Chinelo Okparanta, Sous les branches de l’udala

souslesbranchesdeludalaRentrée littéraire 2018 (15)
« Le bruit des avions au-dessus de nous était de plus en plus fort, ont suivi des cris, des bruits de pas, d’objets, de corps qui s’écrasent. »

En 1968, en pleine guerre entre le Nigeria et le Biafra, le père de la jeune Ijeoma est victime d’un raid aérien. Restée seule, avec des ressources qui vont s’amenuisant, sa mère ne voit d’autre solution que de placer l’adolescente chez le professeur et sa femme, des amis de la famille. Là, Ijeoma fait la connaissance d’une fille de son âge, et se rend compte qu’elle est attirée par elle. Quand cette relation scandaleuse est découverte et la jeune fille renvoyée auprès de sa mère, celle-ci entreprend de longues leçons autour de la Bible pour la remettre dans le droit chemin. Car le poids de la religion est énorme. Plus tard, en pension, Ijeoma et Amina se retrouvent…

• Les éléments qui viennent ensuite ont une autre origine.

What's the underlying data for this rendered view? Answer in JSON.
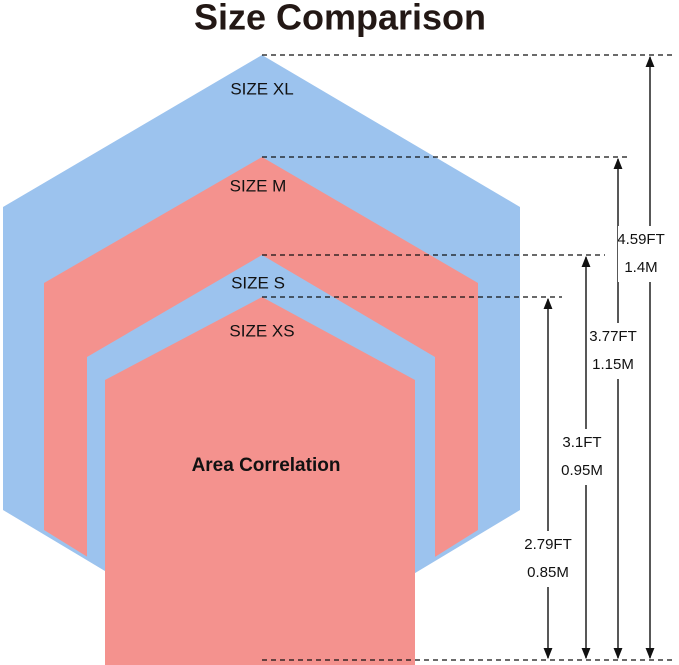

« D’accord, la femme avait été créée pour l’homme. Mais en quoi cela excluait-il le fait qu’elle ait pu aussi être créée pour une autre femme ? De même que l’homme pour un autre homme ? Les possibilités étaient infinies, et chacune d’entre elles tout à fait possible. »
Le roman retrace la parcours de la jeune fille, puis jeune femme, de 1968 à 1980. Portée par une belle écriture, l’histoire d’Ijeoma, dont elle-même est la narratrice de longues années plus tard, ne manque pas de force ni d’une grande tension, car sa vie, lorsqu’elle fréquente d’autres jeunes femmes, est constamment menacée. Tout doit rester parfaitement secret, les lapidations sont monnaie courante et considérées comme « normales » pour punir ces « abominations ». L’auteure tente de donner les clefs pour comprendre la psychologie des personnages, et y réussit fort bien avec Ijeoma et avec les jeunes gens, des deux sexes, de sa génération, peut-être un peu moins avec les personnes plus âgées, quoique le portrait de la mère d’Ijeoma aille en s’affinant au fil des pages.
Si l’évolution des mentalités est lente, très lente, elle commence justement par l’amour maternel ou l’amour filial, qui sont les premiers à faire preuve d’une certaine compréhension. Publié en 2015, il est précisé en note du roman que la loi, au Nigéria, punit d’emprisonnement les relations entre personnes du même sexe, et que la lapidation est toujours prévue dans les états du Nord.
Plus que nécessaire, un très beau roman, très prenant, qui rappelle que ce qui peut sembler acquis dans les pays occidentaux, et encore, si peu, reste totalement occulté, car hors-la-loi, dans d’autres contrées.

Chinelo Okparanta est née à Port-Harcourt, au Nigéria, et vit aux États-Unis depuis l’âge de dix ans. Sous les branches de l’udala est son premier roman.
La littérature de ce pays est décidément riche avec également Chimamanda Ngozie Adichie (L’autre moitié du soleil, Americanah), Chigozie Obioma (Les pêcheurs), A. Igoni Barrett (Love is power ou quelque chose comme ça), Abubakar Adam Ibrahim (La saison des fleurs de flammes) ou Chibundu Onuzo (La fille du roi araignée)…

Sous les branches de l’udala (Under the udala trees, 2015) de Chinelo Okparanta, éditions Belfond (août 2018), traduit de l’anglais par Carine Chichereau, 371 pages.

Cathulu a trouvé le roman trop didactique, c’est un récit majeur pour Jostein, un coup de cœur pour Stephie.
Un grand merci à Lecteurs.com
Lecture pour le Nigeria (Lire le monde).
Lire-le-monde

20 commentaires sur « Chinelo Okparanta, Sous les branches de l’udala »

  1. Je ne sais pas… Je ne perçois pas assez d’enthousiasme autour de ce roman pour m’y lancer dans l’urgence mais le sujet vaut sûrement le détour, oui.